HILO >> Scientists on the Big Island are monitoring increased activity surrounding Mauna Loa volcano.

The Hawaiian Volcano Observatory is closely monitoring Mauna Loa because conditions have risen to levels comparable to a more active period between 2014 and 2017, The Hawaii Tribune-Herald reported Sunday.

It is too early to predict possible outcomes of Mauna Loa’s activity, according to Tina Neal, the observatory’s scientist-in-charge.

“An eruption could be anywhere from months to years away,” Neal said. “But we do know that it’s not days or weeks away.”

There have been increased earthquakes and ground deformation around Mauna Loa’s summit, she said.

Earthquakes on Mauna Loa dropped to fewer than five a week in early 2018, but there have been up to 90 earthquakes weekly since August, with most considered mild at magnitude 2.0 or less on the Richter scale, Neal said.

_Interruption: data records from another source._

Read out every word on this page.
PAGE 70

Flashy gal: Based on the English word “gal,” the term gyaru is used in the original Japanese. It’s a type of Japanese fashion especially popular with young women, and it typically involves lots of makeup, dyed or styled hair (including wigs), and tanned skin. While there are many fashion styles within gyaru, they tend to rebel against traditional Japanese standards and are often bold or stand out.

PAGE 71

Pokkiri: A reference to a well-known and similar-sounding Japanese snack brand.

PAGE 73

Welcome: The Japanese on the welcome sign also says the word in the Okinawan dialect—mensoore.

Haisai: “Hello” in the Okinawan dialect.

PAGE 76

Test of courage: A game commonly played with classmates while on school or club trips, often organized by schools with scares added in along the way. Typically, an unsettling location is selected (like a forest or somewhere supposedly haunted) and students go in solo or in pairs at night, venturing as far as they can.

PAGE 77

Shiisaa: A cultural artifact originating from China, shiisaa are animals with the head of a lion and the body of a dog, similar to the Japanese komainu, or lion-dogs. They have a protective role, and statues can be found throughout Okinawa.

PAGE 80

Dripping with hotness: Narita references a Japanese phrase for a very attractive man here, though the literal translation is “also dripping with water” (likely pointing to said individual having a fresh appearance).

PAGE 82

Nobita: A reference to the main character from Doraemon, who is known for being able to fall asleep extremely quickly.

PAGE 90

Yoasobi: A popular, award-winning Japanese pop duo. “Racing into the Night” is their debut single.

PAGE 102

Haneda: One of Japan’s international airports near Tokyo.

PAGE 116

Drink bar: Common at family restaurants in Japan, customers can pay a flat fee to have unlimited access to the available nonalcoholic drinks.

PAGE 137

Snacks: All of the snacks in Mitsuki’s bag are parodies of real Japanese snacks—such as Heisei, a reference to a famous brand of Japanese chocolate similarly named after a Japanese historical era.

Gas monitoring equipment at Mauna Loa’s summit has not detected any emerging fumes, she said.

“The most important thing is that there is no cause for alarm,” Neal said.

A Kilauea Volcano eruption last year destroyed more than 700 homes from May through August. Kilauea’s current alert status is “Normal.”

The Kilauea eruption came shortly after a decrease in volcanic activity at Mauna Loa, but Neal said there is no “perfect correlation” between the volcanoes indicating one always becomes active as the other falls silent.

However, there is some geological basis to suggest a pattern, and Mauna Loa’s increased activity “would test that hypothesis,” Neal said.